Deterministic finite automaton parity bit question

Question

for a university assignment ive been tasked with creating a DFA that accepts the regular language (00010 + 1101 + 1010)* and must contain a parity bit at the end to make sure there is an even amount of 0's

I understood this as creating a DFA that handles (00010 + 1101 + 1010)*(0+1)

but under further clarification from the teacher this means that the parity bit is only added on once!

My current diagram that i have attached fails this test. Ive spent the last 2 weeks trying to modify this to only add on one parity bit and accept the string but for the life of me i cant work out how.

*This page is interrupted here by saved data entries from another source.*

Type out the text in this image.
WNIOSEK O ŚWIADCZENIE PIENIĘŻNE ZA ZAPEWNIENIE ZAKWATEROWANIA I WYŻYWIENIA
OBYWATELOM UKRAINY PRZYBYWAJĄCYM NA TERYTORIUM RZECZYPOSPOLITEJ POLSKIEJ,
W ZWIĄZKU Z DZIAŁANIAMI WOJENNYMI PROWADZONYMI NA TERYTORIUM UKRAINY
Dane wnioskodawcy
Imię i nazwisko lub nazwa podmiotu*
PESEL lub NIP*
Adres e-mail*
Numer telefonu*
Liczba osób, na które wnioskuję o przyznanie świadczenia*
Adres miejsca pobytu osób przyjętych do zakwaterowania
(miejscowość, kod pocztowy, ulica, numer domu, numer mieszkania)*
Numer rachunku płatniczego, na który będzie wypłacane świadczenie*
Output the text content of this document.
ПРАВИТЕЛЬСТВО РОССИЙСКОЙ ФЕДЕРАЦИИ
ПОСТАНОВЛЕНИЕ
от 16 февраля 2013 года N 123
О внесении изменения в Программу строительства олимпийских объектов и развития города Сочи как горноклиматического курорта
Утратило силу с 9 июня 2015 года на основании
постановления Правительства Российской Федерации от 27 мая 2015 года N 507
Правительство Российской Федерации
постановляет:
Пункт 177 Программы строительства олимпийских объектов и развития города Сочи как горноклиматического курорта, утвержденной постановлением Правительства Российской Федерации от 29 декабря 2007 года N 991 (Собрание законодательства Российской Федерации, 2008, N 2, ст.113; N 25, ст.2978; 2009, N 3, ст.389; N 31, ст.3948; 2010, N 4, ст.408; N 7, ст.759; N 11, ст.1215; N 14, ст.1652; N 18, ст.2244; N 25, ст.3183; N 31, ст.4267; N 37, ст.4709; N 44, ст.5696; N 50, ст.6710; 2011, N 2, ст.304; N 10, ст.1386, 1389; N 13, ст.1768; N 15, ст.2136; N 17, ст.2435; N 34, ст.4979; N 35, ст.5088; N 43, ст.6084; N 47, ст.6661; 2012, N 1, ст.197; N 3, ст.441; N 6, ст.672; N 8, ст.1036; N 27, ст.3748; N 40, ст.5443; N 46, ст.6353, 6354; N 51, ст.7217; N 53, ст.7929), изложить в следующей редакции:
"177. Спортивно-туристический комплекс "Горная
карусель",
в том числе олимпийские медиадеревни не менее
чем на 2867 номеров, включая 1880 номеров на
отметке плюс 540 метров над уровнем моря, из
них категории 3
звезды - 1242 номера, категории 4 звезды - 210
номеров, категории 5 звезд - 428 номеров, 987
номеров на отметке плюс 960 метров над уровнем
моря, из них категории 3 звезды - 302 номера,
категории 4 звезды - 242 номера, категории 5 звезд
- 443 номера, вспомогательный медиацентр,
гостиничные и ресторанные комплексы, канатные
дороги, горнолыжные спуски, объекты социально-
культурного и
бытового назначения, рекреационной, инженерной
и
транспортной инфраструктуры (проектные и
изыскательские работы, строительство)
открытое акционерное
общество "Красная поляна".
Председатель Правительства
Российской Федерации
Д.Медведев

Can anyone here help me understand how to do parity bits with DFA's? Am I way off the mark with my working out.

Thanks.

Answer 1

You essentially need two copies of the (00010 + 1101 + 1010) automaton to distinguish the parity, i.e., we need to keep track of the overall parity as well as the 0-1-sequence since the last completed $(00010+1101+1010)^\star$ (fortunately, there is always only one way to reach every valid string):

Thus create nodes carrying mnemonic labels: even, odd0, even00, odd000, odd0001; even1, even11, odd110; odd10, odd101; odd, even0, odd00, even000, even0001; odd1, odd11, even110; even10, even101. Create an arrow labelled 0 from $p\alpha$ to $q\beta$ (where $p,q\in\{\text{even},\text{odd}\}$ and $\alpha,\beta\in\{0,1\}^\star$) if

• $p\ne q$ and $\beta=\alpha0$ or
• $p\ne q$, $\beta=\epsilon$, and $\alpha$ is $0001$ or $101$

Similarly, draw an arrow labelled 1 if

• $p=q$ and $\beta=\alpha1$ or
• $p=q$, $\beta=\epsilon$, and $\alpha=110$

The starting node is "even" and the accepting nodes are "even" and "even0".